Labor voters are a happy bunch.

As federal government ministers go through hell trying to explain the deterioration in the budget and attempting to turn around the opinion polls, their supporters apparently still have a smile on their faces.

The Westpac-Melbourne Institute consumer sentiment index for February released this week showed overall confidence jumped by 7.7 per cent to 108.2 points, its strongest level since December 2010,

With the index comfortably above 100 - indicating there are more optimists from pessimists - it could bode well for retailers if this exuberance is converted into spending.

A demographic breakdown of the survey shows those aged 18-24 years - renters, sales and clerical workers - and wage earners in the $20,000-$40,000 bracket are the most content.

It also found confidence among Labor supporters had soared by 9.1 per cent to an index of 123.8.

In contrast, sentiment among Coalition supporters managed only a 4.3 per cent rise to 105.4.

Given Labor stands some 10 points adrift from the opposition in most opinion polls, and with Julia Gillard only just holding on as preferred prime minister, there seems little reason for ALP followers to cheer.

It's a long haul to the September 14 election day and the government's performance in the past week was far from glowing.

If respondents had been polled a week later, the results might have been very different.

The sentiment survey was conducted between February 4 and 8, so it wouldn't have reflected the full impact of the February 8 mining tax bombshell.

The minerals resource rent tax (MRRT), which is supposed to help spread the benefits of the mining boom, raised just $126 million in its first six months.

As one Coalition wit pointed out, that's just $5.50 for every man, woman and child across the country.

The mid-year budget review forecast the MRRT would raise $2 billion in its first year - a prediction already downgraded from $3 billion at the May budget.

Treasurer Wayne Swan blamed last year's collapse in commodity prices for the slim returns from the 30 per cent impost on the super profits of coal and iron ore companies, as well as an increase in state royalties.

Look no further than Rio Tinto - one of the three mining giants that negotiated the MRRT with Labor - to see the impact of sliding prices.

The miner reported a full-year net loss of $3 billion for calendar 2012, a $5.8 billion net profit in 2011.

New chief executive Sam Walsh confirmed the company hasn't paid any MRRT so far and he couldn't predict when it would, despite a recent rebound in iron ore prices.

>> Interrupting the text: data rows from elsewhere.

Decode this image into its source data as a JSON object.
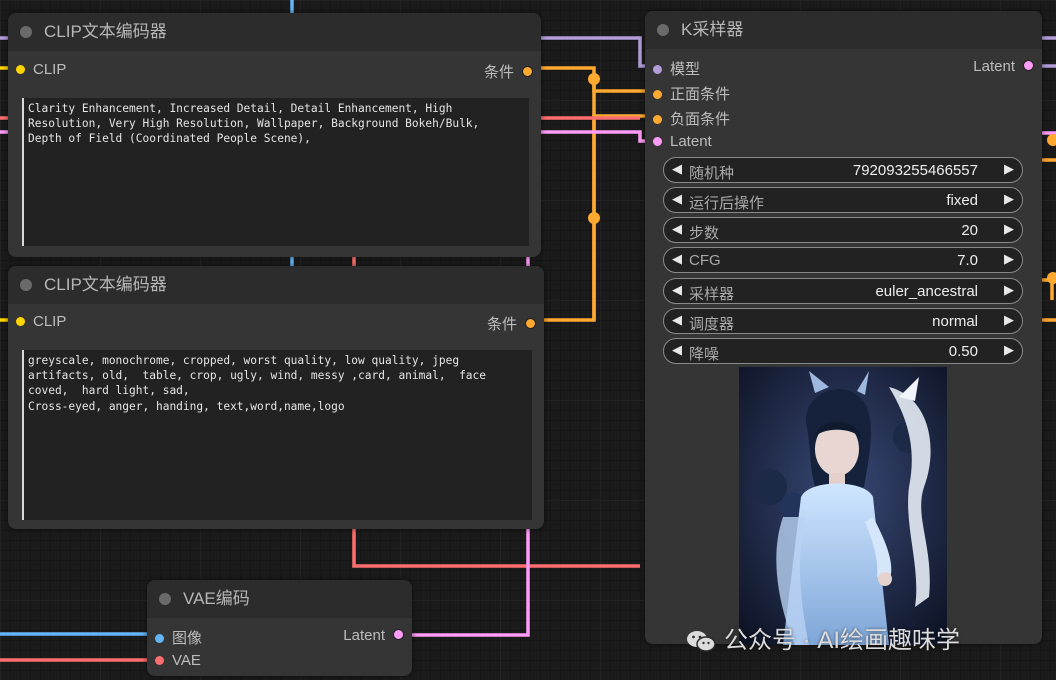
{
  "colors": {
    "clip": "#ffd500",
    "conditioning": "#ffa931",
    "model": "#b39ddb",
    "latent": "#ff9cf9",
    "image": "#64b5f6",
    "vae": "#ff6e6e"
  },
  "nodes": {
    "clip_positive": {
      "title": "CLIP文本编码器",
      "input_label": "CLIP",
      "output_label": "条件",
      "text": "Clarity Enhancement, Increased Detail, Detail Enhancement, High\nResolution, Very High Resolution, Wallpaper, Background Bokeh/Bulk,\nDepth of Field (Coordinated People Scene),"
    },
    "clip_negative": {
      "title": "CLIP文本编码器",
      "input_label": "CLIP",
      "output_label": "条件",
      "text": "greyscale, monochrome, cropped, worst quality, low quality, jpeg\nartifacts, old,  table, crop, ugly, wind, messy ,card, animal,  face\ncoved,  hard light, sad,\nCross-eyed, anger, handing, text,word,name,logo"
    },
    "vae_encode": {
      "title": "VAE编码",
      "inputs": [
        "图像",
        "VAE"
      ],
      "output_label": "Latent"
    },
    "ksampler": {
      "title": "K采样器",
      "inputs": [
        "模型",
        "正面条件",
        "负面条件",
        "Latent"
      ],
      "output_label": "Latent",
      "widgets": [
        {
          "label": "随机种",
          "value": "792093255466557"
        },
        {
          "label": "运行后操作",
          "value": "fixed"
        },
        {
          "label": "步数",
          "value": "20"
        },
        {
          "label": "CFG",
          "value": "7.0"
        },
        {
          "label": "采样器",
          "value": "euler_ancestral"
        },
        {
          "label": "调度器",
          "value": "normal"
        },
        {
          "label": "降噪",
          "value": "0.50"
        }
      ]
    }
  },
  "watermark": "公众号 · AI绘画趣味学"
}
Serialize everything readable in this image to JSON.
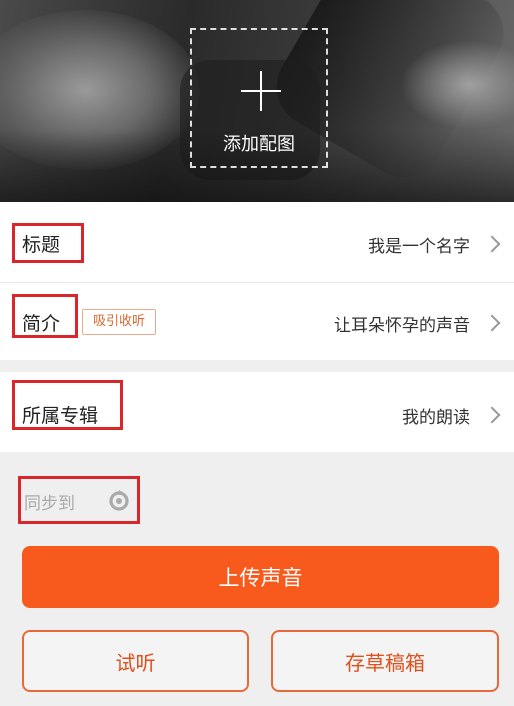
{
  "hero": {
    "add_image_label": "添加配图"
  },
  "fields": {
    "title": {
      "label": "标题",
      "value": "我是一个名字"
    },
    "intro": {
      "label": "简介",
      "badge": "吸引收听",
      "value": "让耳朵怀孕的声音"
    },
    "album": {
      "label": "所属专辑",
      "value": "我的朗读"
    }
  },
  "sync": {
    "label": "同步到"
  },
  "actions": {
    "upload_label": "上传声音",
    "preview_label": "试听",
    "draft_label": "存草稿箱"
  },
  "colors": {
    "accent": "#f85a1e",
    "highlight": "#d9262b",
    "badge_text": "#d9662e"
  }
}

"The MRRT was designed as a tax on super profits, on the mining industry, and importantly the tax is actually operating as it was physically designed," Walsh said.

The MRRT credits back all state royalties paid by liable miners, while allowing established miners already in production to write off the long-term value of their assets.

The Australian Greens are trying to get the MRRT loopholes closed.

The problem for the government is that while the MRRT stream is a trickle, and is likely to remain volatile, there are still a number of fixed expenditure items tied to the revenue.

These include funding tax concessions from increasing the compulsory superannuation guarantee.

It puts further pressure on the overall budget, which already has to fund new expensive initiatives like the national disability insurance scheme and additional education monies.

The opposition claims the government plans to tamper with the superannuation system in the May budget, particularly super tax concessions used by the wealthy.

But a report this week by consultants Mercer found the size of the super tax concessions in Australia aren't so generous when compared with comparable pension schemes internationally.

For example, the net retirement benefits for an average British worker would be 16.4 per cent, or $43,534, higher than their Australian counterparts.

"The last thing Australians need is more tinkering," Mercer's managing director David Anderson says.

The Treasurer has now left the oppressive climes of Canberra for the G20 Finance Ministers meeting in Moscow.

Ironically - and with the MRRT in mind - Swan will be arguing for co-operation between nations to close tax loopholes used by multinational companies.